For the reverse implication, it suffices to show that if ${\displaystyle M_{n}}$ has all non-negative principal minors, then for all t>0, all leading principal minors of the Hermitian matrix ${\displaystyle M_{n}+tI_{n}}$ are strictly positive, where ${\displaystyle I_{n}}$ is the nxn identity matrix. Indeed, from the positive definite case, we would know that the matrices ${\displaystyle M_{n}+tI_{n}}$ are strictly positive definite. Since the limit of positive definite matrices is always positive semidefinite, we can take ${\displaystyle t\to 0}$ to conclude.

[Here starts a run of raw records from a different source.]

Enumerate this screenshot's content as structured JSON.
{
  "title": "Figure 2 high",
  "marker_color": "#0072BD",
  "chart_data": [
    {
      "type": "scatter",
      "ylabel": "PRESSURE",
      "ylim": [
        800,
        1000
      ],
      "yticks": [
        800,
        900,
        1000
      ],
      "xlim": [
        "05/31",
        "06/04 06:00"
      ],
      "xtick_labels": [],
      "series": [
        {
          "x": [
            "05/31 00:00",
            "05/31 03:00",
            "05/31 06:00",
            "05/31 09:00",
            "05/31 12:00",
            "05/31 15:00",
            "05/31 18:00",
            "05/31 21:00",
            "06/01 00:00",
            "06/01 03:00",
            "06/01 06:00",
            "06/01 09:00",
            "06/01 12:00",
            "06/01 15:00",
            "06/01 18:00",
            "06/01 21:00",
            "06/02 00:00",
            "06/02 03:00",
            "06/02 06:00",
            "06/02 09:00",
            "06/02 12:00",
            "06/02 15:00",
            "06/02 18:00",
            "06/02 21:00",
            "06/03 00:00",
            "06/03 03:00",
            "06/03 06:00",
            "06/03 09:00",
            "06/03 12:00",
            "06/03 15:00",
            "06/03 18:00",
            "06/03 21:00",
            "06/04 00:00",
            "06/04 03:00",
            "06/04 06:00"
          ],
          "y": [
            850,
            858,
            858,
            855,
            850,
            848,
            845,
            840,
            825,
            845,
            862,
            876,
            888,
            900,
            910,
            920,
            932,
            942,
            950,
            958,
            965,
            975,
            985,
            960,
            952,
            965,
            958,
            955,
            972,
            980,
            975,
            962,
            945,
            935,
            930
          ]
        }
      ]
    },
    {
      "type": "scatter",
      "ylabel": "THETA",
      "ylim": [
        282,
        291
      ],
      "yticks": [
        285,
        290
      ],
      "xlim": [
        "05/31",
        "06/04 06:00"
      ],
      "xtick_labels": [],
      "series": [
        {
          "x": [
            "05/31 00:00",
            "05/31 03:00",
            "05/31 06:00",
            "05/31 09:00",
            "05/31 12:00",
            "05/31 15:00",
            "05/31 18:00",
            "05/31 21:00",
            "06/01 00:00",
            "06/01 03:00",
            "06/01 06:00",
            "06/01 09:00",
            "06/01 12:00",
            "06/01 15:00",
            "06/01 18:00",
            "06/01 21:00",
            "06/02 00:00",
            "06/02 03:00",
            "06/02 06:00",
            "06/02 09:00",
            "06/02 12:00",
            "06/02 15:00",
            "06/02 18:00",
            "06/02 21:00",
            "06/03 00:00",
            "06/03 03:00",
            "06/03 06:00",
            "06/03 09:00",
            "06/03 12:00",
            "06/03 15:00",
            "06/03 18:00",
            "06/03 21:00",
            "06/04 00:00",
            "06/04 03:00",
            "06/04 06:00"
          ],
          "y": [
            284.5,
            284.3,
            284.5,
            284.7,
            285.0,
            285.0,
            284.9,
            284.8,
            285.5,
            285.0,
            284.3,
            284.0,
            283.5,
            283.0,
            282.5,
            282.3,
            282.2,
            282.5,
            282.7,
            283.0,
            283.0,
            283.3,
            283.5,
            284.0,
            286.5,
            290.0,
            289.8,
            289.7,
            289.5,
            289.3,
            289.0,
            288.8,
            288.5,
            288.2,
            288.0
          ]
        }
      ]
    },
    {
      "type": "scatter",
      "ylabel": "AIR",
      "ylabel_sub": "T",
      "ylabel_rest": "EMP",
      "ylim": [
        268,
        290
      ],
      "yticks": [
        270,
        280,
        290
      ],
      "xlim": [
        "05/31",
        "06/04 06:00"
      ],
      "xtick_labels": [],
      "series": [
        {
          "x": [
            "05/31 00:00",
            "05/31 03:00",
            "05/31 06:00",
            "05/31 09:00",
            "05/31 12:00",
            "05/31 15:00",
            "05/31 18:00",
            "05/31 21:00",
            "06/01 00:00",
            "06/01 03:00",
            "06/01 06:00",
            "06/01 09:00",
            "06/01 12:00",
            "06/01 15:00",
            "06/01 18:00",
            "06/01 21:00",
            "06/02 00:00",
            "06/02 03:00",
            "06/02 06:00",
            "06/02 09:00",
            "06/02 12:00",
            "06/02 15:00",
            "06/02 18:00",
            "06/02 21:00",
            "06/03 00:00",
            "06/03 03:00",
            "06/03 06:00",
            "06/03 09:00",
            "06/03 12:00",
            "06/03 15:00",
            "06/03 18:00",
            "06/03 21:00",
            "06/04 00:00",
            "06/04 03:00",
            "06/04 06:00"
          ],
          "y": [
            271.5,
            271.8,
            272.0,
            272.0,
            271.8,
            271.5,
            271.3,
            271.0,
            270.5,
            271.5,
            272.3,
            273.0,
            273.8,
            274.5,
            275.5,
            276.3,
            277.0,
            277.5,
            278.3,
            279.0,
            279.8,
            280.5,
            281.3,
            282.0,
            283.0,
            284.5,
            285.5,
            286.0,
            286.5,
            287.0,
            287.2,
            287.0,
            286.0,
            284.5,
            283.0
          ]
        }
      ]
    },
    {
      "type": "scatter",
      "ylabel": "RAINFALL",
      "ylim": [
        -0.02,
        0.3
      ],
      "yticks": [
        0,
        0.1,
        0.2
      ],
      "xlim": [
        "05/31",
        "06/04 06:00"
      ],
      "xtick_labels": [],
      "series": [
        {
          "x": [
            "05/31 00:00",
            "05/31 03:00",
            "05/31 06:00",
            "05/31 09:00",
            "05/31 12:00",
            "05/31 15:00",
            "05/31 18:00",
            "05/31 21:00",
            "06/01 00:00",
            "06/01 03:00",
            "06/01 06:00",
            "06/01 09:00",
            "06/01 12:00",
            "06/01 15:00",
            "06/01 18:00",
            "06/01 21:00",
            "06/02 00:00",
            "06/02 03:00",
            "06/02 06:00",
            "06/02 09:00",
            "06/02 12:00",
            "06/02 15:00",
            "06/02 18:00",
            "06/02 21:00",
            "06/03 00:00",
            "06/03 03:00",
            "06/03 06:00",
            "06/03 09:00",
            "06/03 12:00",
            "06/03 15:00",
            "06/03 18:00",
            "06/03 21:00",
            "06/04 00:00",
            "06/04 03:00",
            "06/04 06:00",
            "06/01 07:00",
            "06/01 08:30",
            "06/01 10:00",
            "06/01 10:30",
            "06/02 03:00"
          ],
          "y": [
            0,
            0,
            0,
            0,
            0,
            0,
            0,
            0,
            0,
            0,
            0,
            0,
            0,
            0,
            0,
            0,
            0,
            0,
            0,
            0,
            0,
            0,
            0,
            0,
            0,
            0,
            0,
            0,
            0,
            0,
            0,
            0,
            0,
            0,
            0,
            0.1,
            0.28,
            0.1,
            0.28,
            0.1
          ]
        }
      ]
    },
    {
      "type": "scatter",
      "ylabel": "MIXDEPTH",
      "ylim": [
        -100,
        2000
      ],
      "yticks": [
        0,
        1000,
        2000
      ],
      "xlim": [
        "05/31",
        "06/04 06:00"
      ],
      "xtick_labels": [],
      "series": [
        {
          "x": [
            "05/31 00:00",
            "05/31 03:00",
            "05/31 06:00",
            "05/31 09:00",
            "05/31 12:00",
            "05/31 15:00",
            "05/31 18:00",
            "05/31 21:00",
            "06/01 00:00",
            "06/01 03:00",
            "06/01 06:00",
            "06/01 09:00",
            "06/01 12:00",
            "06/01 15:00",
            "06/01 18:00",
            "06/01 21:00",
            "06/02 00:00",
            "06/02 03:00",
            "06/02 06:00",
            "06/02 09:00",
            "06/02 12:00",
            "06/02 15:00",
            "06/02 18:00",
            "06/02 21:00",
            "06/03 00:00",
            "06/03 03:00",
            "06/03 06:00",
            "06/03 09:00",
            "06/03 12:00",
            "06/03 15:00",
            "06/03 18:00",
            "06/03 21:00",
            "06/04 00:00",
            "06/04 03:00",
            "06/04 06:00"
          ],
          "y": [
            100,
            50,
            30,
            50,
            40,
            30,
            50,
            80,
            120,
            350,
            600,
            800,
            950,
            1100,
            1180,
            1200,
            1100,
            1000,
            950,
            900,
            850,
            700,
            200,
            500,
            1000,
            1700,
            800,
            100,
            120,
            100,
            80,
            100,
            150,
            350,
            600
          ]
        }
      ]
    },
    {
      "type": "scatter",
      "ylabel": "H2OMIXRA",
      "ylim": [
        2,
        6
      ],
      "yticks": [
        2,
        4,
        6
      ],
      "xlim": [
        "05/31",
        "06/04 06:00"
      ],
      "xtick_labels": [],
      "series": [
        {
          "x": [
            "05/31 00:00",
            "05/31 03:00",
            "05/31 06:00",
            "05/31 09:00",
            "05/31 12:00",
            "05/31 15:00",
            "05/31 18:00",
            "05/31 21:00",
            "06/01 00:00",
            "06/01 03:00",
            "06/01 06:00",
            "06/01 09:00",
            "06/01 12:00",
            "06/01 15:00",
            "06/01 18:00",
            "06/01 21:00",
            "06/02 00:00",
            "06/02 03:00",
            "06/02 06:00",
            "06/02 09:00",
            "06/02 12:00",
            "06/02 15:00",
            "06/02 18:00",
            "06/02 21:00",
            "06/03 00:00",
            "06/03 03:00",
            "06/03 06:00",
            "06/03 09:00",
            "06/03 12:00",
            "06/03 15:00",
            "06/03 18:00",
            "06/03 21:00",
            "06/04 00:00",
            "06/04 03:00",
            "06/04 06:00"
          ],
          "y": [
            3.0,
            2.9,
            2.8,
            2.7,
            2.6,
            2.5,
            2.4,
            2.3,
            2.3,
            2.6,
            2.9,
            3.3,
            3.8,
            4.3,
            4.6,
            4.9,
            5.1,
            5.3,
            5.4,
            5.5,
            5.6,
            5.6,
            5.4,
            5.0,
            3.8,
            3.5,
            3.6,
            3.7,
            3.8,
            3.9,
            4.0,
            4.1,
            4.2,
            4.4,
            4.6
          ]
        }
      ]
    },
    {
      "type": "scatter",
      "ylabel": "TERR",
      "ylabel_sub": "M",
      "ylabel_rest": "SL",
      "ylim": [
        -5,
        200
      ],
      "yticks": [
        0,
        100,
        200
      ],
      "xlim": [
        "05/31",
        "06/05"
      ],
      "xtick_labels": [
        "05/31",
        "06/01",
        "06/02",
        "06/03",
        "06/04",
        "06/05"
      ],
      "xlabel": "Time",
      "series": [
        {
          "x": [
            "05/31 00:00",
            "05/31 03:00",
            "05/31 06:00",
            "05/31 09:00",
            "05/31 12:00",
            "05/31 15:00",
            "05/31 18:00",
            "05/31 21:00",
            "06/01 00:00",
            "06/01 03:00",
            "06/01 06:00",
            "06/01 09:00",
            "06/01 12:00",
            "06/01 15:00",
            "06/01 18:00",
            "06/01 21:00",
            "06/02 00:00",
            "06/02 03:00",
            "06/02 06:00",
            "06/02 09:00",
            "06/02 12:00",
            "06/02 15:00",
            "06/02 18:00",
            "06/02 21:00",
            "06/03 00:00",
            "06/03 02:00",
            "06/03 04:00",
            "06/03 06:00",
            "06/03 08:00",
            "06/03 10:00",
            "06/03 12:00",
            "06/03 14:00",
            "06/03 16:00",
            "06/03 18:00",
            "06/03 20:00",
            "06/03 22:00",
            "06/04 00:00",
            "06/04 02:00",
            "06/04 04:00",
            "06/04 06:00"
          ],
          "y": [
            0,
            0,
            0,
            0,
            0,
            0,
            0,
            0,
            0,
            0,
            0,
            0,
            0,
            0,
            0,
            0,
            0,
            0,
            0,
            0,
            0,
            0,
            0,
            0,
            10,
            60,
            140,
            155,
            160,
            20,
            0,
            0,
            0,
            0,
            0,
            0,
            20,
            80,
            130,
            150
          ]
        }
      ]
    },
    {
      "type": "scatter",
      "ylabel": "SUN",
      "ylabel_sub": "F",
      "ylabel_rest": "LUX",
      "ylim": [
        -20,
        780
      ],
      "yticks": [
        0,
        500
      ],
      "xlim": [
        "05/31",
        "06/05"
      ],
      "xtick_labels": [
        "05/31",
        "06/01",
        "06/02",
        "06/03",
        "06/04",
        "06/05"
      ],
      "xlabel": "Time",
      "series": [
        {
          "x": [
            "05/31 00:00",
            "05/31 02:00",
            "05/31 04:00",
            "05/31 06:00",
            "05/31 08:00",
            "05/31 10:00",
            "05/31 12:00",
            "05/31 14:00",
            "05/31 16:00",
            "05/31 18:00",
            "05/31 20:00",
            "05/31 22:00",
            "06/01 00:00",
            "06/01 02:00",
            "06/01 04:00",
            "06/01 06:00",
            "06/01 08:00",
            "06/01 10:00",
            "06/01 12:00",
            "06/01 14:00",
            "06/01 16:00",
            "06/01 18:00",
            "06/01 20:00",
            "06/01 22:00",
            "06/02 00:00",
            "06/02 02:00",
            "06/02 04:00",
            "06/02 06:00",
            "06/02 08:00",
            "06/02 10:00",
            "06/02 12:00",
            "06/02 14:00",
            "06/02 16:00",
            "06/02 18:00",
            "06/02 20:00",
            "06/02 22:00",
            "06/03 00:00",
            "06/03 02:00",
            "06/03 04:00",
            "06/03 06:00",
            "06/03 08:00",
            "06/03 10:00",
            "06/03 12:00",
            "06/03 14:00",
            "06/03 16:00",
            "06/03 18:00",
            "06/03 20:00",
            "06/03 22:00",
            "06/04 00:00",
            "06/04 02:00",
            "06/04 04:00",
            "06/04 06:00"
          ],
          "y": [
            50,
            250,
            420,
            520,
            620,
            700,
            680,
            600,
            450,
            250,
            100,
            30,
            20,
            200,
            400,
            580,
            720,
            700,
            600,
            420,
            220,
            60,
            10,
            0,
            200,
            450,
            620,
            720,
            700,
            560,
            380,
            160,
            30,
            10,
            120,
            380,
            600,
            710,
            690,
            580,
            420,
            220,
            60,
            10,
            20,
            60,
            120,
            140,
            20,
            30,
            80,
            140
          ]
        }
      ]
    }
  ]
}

To show this, let ${\displaystyle M_{k}}$ be the kth leading principal submatrix of ${\displaystyle M_{n}.}$ We know that ${\displaystyle q_{k}(t)=\det(M_{k}+tI_{k})}$ is a polynomial in t, related to the characteristic polynomial ${\displaystyle p_{M_{k}}}$ via $${\displaystyle q_{k}(t)=(-1)^{k}p_{M_{k}}(-t).}$$ We use the identity in Characteristic polynomial#Properties to write $${\displaystyle q_{k}(t)=\sum _{j=0}^{k}t^{k-j}\operatorname {tr} \left(\textstyle \bigwedge ^{j}M_{k}\right),}$$ where ${\textstyle \operatorname {tr} \left(\bigwedge ^{j}M_{k}\right)}$ is the trace of the jth exterior power of ${\displaystyle M_{k}.}$

From the definition of minors, we know that the entries in the matrix expansion of ${\displaystyle \bigwedge ^{j}M_{k}}$ (for j > 0) are just the minors of ${\displaystyle M_{k}.}$ In particular, the diagonal entries are the principal minors of ${\displaystyle M_{k}}$, which of course are also principal minors of ${\displaystyle M_{n}}$, and are thus non-negative. Since the trace of a matrix is the sum of the diagonal entries, it follows that $${\displaystyle \operatorname {tr} \left(\textstyle \bigwedge ^{j}M_{k}\right)\geq 0.}$$ Thus the coefficient of ${\displaystyle t^{k-j}}$ in ${\displaystyle q_{k}(t)}$ is non-negative for all j > 0. For j = 0, it is clear that the coefficient is 1. In particular, ${\displaystyle q_{k}(t)>0}$ for all t > 0, which is what was required to show.